Like most illnesses, CTE varies in severity. At autopsy it is classified from stage I (least severe) to IV. People suffering from stage I and II may not appear to be having significant problems to people who don’t know them well. People who know them very well can usually pick out subtle changes in behavior and cognitive ability. Aikman and Summerall may have been in the lucky minority that did not suffer CTE or they may have been very high functioning people to start with so that they could still function well even with stage I or II CTE.
There are still many questions to be answered. It would be helpful to have players undergo psychological and neurological testing when they start their career and periodically to document any changes. Test results could then be correlated with findings on autopsy to better understand what is going on. I think it likely that players with more severe symptoms were more likely to have their brain donated. A larger sample of brains might show a lower percentage with CTE. However, I think the percentage would still be very high based on the study that showed that none of the brains of people who did not play contact sports had CTE while about 30% or those who played did.

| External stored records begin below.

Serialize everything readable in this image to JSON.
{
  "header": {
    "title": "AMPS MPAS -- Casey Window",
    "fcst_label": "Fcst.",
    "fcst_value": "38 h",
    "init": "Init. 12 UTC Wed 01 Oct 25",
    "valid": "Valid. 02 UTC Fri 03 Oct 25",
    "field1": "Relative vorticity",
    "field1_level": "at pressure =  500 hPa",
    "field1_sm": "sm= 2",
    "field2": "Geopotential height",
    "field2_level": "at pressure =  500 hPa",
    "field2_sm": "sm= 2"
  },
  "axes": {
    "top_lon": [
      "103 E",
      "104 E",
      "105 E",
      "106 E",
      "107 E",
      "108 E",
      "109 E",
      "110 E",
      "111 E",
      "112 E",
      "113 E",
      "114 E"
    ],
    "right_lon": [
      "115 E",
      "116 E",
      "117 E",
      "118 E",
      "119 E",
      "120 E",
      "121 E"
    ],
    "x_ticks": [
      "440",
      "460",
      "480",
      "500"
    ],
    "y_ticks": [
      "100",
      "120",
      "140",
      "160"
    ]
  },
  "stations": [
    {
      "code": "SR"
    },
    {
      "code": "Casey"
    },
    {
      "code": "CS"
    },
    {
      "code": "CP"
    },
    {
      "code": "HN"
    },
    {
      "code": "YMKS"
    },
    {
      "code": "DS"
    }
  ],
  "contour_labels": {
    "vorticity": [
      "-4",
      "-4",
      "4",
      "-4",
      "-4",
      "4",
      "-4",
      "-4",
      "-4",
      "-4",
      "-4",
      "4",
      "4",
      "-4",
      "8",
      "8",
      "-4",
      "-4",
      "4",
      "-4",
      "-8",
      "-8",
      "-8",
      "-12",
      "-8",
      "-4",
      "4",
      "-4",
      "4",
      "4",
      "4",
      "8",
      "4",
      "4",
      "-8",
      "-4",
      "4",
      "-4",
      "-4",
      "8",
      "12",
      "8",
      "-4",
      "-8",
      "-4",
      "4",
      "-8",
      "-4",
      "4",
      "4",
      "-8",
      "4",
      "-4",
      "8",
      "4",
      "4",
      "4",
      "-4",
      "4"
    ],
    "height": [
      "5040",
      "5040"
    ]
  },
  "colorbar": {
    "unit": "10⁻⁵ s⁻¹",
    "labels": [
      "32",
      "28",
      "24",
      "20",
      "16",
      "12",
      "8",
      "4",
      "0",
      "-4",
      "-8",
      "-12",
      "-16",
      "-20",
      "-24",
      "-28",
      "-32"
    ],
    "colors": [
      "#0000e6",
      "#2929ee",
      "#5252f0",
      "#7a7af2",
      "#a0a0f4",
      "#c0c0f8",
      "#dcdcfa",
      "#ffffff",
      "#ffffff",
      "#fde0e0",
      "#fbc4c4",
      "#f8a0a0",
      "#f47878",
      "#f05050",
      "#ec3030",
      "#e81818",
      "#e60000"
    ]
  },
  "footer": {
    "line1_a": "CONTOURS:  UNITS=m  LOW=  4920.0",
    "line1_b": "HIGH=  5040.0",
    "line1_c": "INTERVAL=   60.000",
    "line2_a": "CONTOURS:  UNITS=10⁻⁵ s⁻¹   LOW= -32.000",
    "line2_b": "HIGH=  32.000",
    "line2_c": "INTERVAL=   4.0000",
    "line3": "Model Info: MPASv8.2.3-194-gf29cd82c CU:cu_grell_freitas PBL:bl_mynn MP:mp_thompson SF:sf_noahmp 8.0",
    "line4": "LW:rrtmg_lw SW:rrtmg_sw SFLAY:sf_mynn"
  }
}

Of the 21 of 66 brains in that study that showed CTE, 16 of them had played football mostly at the high school or college level.
One thing that is pretty clear is that repetitive trauma to the brain is the cause of CTE. Trauma that is not severe enough to cause a true concussion can still contribute to CTE. How much trauma does it take to cause CTE? Nobody really knows and it undoubtedly varies from person to person and with the exact nature of the trauma. Another area for research.
The bottom line is that there is enough evidence to link repetitive brain trauma to CTE. Football is the sport that by its nature demands that the players repeatedly collide with each other causing repetitive trauma. A child’s developing brain is very sensitive to trauma. The significant risk for harm to children with no offsetting benefit requires that football be eliminated as a youth and high school sport at a minimum. Adults can make their own decisions.